Now we are ready to generate a tree for phylogenetic diversity using the following commands:

  qiime phylogeny align-to-tree-mafft-fasttree \
  --i-sequences rep-seqs-dada2.qza \
  --o-alignment align-rep-seqs.qza \
  --o-masked-alignment masked-aligned-rep-seqs.qza \
  --o-tree unroot-tree.qza \
  --o-rooted-tree rooted-tree.qza

not totally sure what the above commands have done for us...

Command set 10 - classifying the bacterial sequences

For the next command you will need to acquire a "classifier" file from here_515-806 or here_all 1500 <-- this file needs to be saved/relocated into the main working folder.

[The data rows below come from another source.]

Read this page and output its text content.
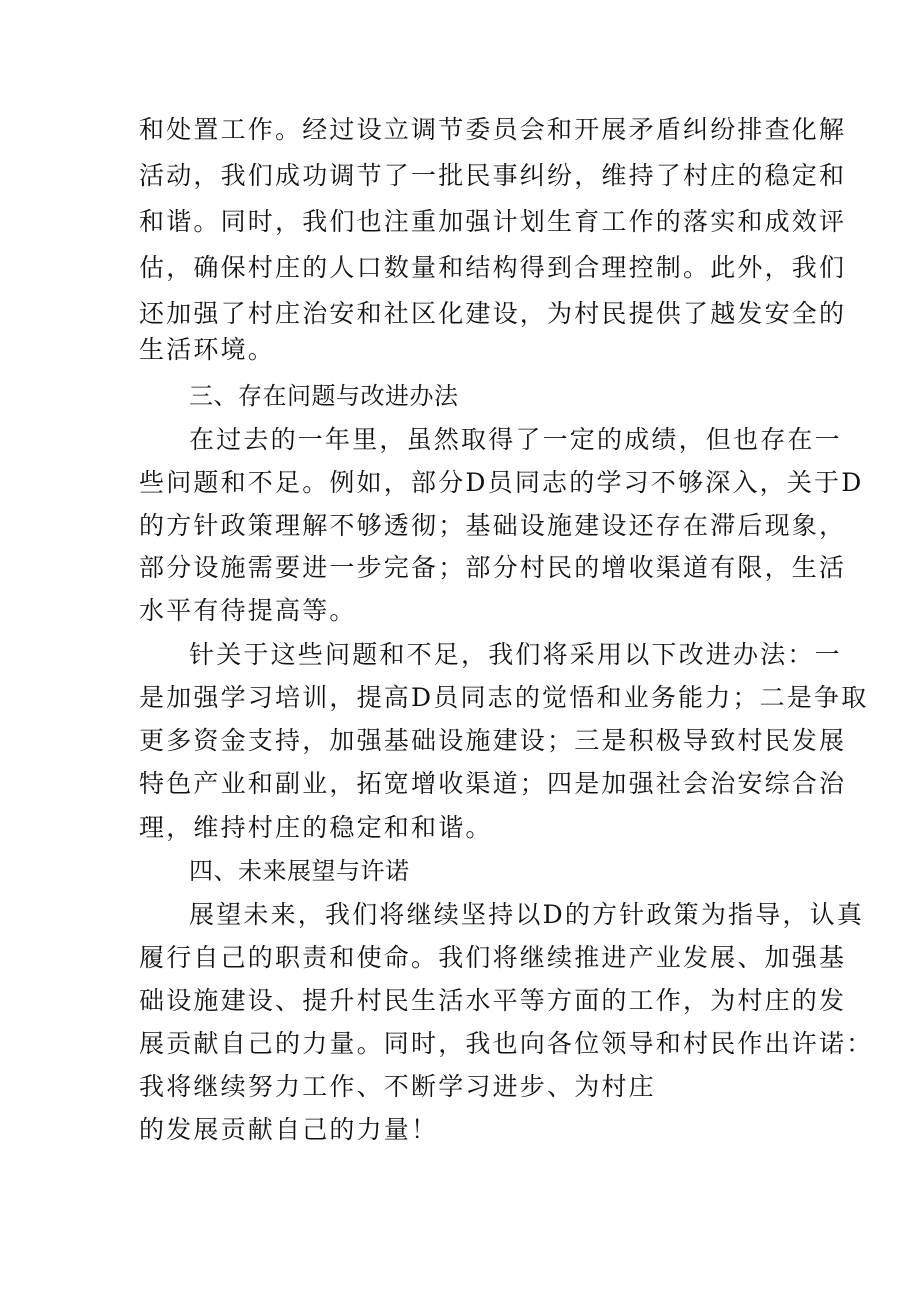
和处置工作。经过设立调节委员会和开展矛盾纠纷排查化解
活动，我们成功调节了一批民事纠纷，维持了村庄的稳定和
和谐。同时，我们也注重加强计划生育工作的落实和成效评
估，确保村庄的人口数量和结构得到合理控制。此外，我们
还加强了村庄治安和社区化建设，为村民提供了越发安全的
生活环境。
三、存在问题与改进办法
在过去的一年里，虽然取得了一定的成绩，但也存在一
些问题和不足。例如，部分D员同志的学习不够深入，关于D
的方针政策理解不够透彻；基础设施建设还存在滞后现象，
部分设施需要进一步完备；部分村民的增收渠道有限，生活
水平有待提高等。
针关于这些问题和不足，我们将采用以下改进办法：一
是加强学习培训，提高D员同志的觉悟和业务能力；二是争取
更多资金支持，加强基础设施建设；三是积极导致村民发展
特色产业和副业，拓宽增收渠道；四是加强社会治安综合治
理，维持村庄的稳定和和谐。
四、未来展望与许诺
展望未来，我们将继续坚持以D的方针政策为指导，认真
履行自己的职责和使命。我们将继续推进产业发展、加强基
础设施建设、提升村民生活水平等方面的工作，为村庄的发
展贡献自己的力量。同时，我也向各位领导和村民作出许诺：
我将继续努力工作、不断学习进步、为村庄
的发展贡献自己的力量！
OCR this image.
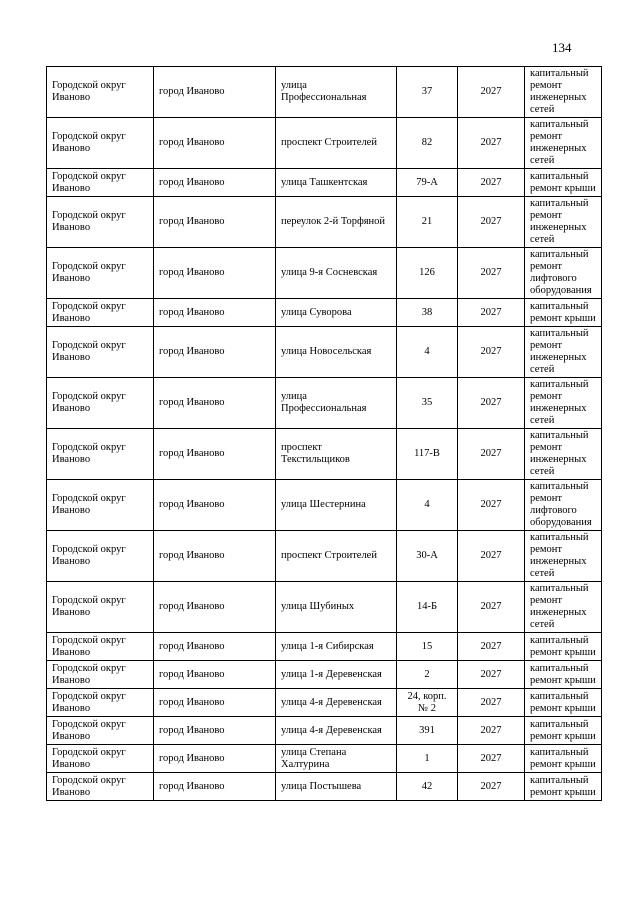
134
Городской округ Иваново	город Иваново	улица Профессиональная	37	2027	капитальный ремонт инженерных сетей
Городской округ Иваново	город Иваново	проспект Строителей	82	2027	капитальный ремонт инженерных сетей
Городской округ Иваново	город Иваново	улица Ташкентская	79-А	2027	капитальный ремонт крыши
Городской округ Иваново	город Иваново	переулок 2-й Торфяной	21	2027	капитальный ремонт инженерных сетей
Городской округ Иваново	город Иваново	улица 9-я Сосневская	126	2027	капитальный ремонт лифтового оборудования
Городской округ Иваново	город Иваново	улица Суворова	38	2027	капитальный ремонт крыши
Городской округ Иваново	город Иваново	улица Новосельская	4	2027	капитальный ремонт инженерных сетей
Городской округ Иваново	город Иваново	улица Профессиональная	35	2027	капитальный ремонт инженерных сетей
Городской округ Иваново	город Иваново	проспект Текстильщиков	117-В	2027	капитальный ремонт инженерных сетей
Городской округ Иваново	город Иваново	улица Шестернина	4	2027	капитальный ремонт лифтового оборудования
Городской округ Иваново	город Иваново	проспект Строителей	30-А	2027	капитальный ремонт инженерных сетей
Городской округ Иваново	город Иваново	улица Шубиных	14-Б	2027	капитальный ремонт инженерных сетей
Городской округ Иваново	город Иваново	улица 1-я Сибирская	15	2027	капитальный ремонт крыши
Городской округ Иваново	город Иваново	улица 1-я Деревенская	2	2027	капитальный ремонт крыши
Городской округ Иваново	город Иваново	улица 4-я Деревенская	24, корп. № 2	2027	капитальный ремонт крыши
Городской округ Иваново	город Иваново	улица 4-я Деревенская	391	2027	капитальный ремонт крыши
Городской округ Иваново	город Иваново	улица Степана Халтурина	1	2027	капитальный ремонт крыши
Городской округ Иваново	город Иваново	улица Постышева	42	2027	капитальный ремонт крыши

On to taxonomy…to determine the taxonomic composition of the samples use the following commands:

  qiime feature-classifier classify-sklearn \ <enter>
  --i-classifier gg-13-8-99-515-806-nb-classifier.qza \ <enter> OR
  --i-classifier gg-13-8-99-nb-classifier.qza \ <enter>
  --i-reads rep-seqs-dada2.qza \ <enter>
  --o-classification taxonomy.qza <enter>

Command set 11 - visualizing the bacteria names

  qiime metadata tabulate \
  --m-input-file taxonomy.qza \
  --o-visualization taxonomy.qzv

Command set 12 - visualizing the bar plot

Now we want to visualize this data using the barplot…using these commands:

  qiime taxa barplot \ <enter>
  --i-table table-dada2.qza \ <enter>
  --i-taxonomy taxonomy.qza \ <enter>
  --m-metadata-file sample-metadata.tsv \ <-- skip this line
  --o-visualization taxa-bar-plots.qzv <enter>

Now drag and drop the taxa-bar-plots.qzv file into the view.qiime2.org/ window.